Napoli, scoperta truffa telematica da 50 milioni euro

lunedì 21 aprile 2008 13:16
 

NAPOLI (Reuters) - La Guardia di Finanza di Napoli ha arrestato oggi otto persone con l'accusa di aver partecipato ad una presunta truffa telematica del valore di oltre 50 milioni di euro ai danni di Tim di Telecom Italia, messa a punto attraverso l'attivazione di 35.000 schede telefoniche false.

"La truffa multimilionaria si basava su migliaia di ricariche telefoniche fraudolente poi scaricate con chiamate a numeri 899 creati ad hoc per monetizzare il traffico sottratto illegalmente alla società di telecomunicazioni Tim", dice una nota della Procura di Napoli.

Gli inquirenti, nel corso di una conferenza stampa, hanno detto che sono stati eseguiti otto arresti, di cui cinque in flagranza di reato, mentre altre 29 persone sono state denunciate.
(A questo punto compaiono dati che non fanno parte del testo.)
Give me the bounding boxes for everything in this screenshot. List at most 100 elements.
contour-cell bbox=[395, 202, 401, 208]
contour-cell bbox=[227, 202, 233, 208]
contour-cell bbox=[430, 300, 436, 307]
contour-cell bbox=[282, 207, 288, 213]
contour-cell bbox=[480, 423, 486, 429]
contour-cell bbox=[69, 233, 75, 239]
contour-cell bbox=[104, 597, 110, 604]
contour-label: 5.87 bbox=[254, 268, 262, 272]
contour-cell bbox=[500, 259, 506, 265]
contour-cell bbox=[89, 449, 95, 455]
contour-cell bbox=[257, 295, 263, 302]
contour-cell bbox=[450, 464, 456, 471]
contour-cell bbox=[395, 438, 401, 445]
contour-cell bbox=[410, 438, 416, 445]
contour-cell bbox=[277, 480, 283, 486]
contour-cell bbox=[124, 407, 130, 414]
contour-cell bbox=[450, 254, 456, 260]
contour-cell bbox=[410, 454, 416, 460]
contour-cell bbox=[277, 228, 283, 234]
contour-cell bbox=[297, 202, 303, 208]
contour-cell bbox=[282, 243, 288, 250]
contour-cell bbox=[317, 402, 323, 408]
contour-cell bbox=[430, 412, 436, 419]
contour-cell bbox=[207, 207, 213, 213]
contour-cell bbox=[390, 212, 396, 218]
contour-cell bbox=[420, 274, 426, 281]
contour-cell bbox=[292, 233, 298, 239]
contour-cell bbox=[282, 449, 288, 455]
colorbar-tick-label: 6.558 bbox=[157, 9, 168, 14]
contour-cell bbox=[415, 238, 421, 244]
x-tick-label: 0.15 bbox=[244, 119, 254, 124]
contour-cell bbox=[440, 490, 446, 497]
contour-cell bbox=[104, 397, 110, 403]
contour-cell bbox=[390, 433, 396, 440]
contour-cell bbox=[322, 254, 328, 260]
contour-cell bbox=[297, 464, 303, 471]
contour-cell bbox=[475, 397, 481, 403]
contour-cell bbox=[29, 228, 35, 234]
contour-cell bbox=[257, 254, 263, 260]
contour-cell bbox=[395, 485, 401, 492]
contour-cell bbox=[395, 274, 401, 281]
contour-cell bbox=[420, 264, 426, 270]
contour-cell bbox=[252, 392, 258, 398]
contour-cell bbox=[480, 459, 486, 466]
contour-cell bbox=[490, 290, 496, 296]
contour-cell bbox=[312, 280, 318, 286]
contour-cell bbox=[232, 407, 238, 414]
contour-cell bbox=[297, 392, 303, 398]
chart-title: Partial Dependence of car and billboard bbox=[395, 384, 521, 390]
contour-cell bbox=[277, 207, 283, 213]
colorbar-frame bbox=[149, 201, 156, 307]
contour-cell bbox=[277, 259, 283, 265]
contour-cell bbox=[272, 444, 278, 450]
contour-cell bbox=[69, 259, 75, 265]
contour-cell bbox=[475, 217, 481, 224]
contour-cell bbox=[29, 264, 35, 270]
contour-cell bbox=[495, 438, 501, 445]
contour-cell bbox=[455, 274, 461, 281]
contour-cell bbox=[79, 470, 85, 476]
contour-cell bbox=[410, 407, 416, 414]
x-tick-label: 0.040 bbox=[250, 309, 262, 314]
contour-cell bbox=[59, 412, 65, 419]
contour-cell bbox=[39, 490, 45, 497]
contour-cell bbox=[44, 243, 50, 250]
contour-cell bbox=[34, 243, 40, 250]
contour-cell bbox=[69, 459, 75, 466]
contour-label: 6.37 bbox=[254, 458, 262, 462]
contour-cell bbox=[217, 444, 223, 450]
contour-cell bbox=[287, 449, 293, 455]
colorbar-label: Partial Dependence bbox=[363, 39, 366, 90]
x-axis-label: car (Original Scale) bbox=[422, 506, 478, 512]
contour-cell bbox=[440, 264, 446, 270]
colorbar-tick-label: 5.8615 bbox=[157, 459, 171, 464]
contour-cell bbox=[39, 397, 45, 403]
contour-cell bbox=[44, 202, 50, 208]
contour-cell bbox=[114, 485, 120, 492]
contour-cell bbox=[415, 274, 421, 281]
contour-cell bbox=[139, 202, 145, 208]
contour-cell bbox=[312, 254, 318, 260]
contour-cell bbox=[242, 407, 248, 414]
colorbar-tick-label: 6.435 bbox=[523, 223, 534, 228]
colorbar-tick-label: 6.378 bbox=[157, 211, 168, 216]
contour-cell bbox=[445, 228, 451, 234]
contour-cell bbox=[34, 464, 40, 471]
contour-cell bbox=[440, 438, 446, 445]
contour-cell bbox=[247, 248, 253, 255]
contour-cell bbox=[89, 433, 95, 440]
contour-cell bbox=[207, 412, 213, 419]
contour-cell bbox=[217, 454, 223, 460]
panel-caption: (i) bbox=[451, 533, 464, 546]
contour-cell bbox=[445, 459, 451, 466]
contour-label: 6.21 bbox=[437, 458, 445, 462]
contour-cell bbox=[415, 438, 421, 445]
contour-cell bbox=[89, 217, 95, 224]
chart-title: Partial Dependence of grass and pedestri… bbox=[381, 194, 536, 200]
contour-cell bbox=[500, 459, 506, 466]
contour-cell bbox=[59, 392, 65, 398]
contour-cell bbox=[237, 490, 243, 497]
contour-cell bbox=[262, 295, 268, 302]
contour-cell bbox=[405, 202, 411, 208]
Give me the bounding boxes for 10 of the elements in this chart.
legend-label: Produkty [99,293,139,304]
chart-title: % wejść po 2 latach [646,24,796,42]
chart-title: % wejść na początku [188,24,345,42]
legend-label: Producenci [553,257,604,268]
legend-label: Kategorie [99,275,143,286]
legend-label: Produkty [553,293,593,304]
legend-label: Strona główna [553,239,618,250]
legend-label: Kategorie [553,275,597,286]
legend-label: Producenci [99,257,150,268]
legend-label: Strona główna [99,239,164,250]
I reati contestati a vario titolo sono associazione per delinquere, abusiva introduzione nel sistema telematico di Telecom e truffa informatica ai danni di Telecom "aggravati dalla circostanza di favorire l'associazione per delinquere di stampo camorristico", dicono gli inquirenti.

E' stato appurato che membri dell'organizzazione entravano abusivamente nel sistema informatico e telematico della Telecom attraverso il Centro customer care di Napoli, e facevano fino a 200 ricariche in 30 minuti.

Il gruppo principale dell'organizzazione faceva riferimento a un personaggio già in carcere legato al clan camorristico Contini. Da alcune intercettazioni è emerso che alcune di queste sim dovevano essere date a cittadini pakistani, ma il pm titolare dell'inchiesta, Catello Maresca, non ha voluto dire se si tratti di soggetti già indagati o comunque coinvolti in inchieste su attività terroristiche gestite dalla procura di Napoli.

Un altro gruppo, di più basso profilo, faceva parte della ditta di pulizie che effettua servizio presso il Centro customer care di Napoli.

L'operazione - condotta da Fiamme gialle e polizia di Napoli, Roma e Firenze con il coordinamento della Direzione distrettuale antimafia del capoluogo campano - ha inoltre portato al sequestro di più di 30 società.

I proventi del traffico finivano poi su conti correnti esteri.